For kids under two years of age, avoid the use of smelly chest rubs containing menthol or camphor (e.g. Vicks Vapor Rub) and in older children, don’t introduce a rub for the first time when your child is ill. When he is sick is a terrible time to discover that a chest rub sends your child into an allergic coughing fit or to discover that he hates the smell.

How do you know if you need to take your child to the doctor? Read here to help you decide. Watch for signs of difficulty breathing: rapid breathing, ribs sticking out each time your child breathes in (click here for our video example of this), and/or belly moving in and out with each breath, and grunting. A child who is short of breath will be unable to breathe and drink at the same time. A child who is inconsolable with RSV might have additional infections such as pneumonia, ear infections or sinus infections.

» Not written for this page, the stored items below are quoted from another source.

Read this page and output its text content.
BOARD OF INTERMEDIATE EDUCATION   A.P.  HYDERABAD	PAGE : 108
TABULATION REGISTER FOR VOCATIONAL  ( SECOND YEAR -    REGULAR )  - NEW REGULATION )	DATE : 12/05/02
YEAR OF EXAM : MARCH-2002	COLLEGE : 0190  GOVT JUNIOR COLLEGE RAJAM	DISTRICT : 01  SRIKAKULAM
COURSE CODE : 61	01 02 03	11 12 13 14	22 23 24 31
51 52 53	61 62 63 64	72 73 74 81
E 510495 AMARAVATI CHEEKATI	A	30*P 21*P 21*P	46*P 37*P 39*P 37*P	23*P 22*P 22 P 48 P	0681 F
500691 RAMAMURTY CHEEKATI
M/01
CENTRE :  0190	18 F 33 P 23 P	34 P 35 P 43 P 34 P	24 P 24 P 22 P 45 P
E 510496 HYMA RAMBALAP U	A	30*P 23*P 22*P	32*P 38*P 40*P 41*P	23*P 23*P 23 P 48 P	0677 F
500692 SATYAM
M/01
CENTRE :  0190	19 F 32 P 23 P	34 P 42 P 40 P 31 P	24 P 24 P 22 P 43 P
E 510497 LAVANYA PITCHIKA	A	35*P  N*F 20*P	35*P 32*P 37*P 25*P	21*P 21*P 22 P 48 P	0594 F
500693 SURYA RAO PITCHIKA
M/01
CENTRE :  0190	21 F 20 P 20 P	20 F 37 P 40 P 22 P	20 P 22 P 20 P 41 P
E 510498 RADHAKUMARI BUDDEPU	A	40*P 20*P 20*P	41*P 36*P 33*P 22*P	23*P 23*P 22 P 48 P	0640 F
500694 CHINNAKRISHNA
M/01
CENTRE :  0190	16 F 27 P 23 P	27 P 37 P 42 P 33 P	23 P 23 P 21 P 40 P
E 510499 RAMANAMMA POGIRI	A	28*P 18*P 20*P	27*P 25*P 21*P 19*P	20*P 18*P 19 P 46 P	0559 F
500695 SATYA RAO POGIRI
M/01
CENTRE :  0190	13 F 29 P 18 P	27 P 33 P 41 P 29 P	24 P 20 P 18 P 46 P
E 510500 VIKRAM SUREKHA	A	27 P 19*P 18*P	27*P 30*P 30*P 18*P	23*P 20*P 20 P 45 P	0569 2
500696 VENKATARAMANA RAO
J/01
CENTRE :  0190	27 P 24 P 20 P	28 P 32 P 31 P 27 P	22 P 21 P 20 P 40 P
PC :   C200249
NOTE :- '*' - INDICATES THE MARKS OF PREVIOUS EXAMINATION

Since our immune systems do not make a long-lasting antibody response to RSV, our bodies do not “remember” RSV, and we can catch it again and again. This makes the creation of an RSV vaccine difficult, because vaccines work by boosting our natural defense systems. Vaccines cannot boost an immune response that does not occur naturally.

Take heart, even if your child gets RSV every winter, each episode will usually be less severe than the last. Just look at us pediatricians, we have contracted it so many times, we may sneeze only once before the germ retreats.

Hopefully your family escapes RSV this year! Continue good hand washing and encourage your child to cough into his sleeve to prevent spread of RSV and other Really Sick Viruses.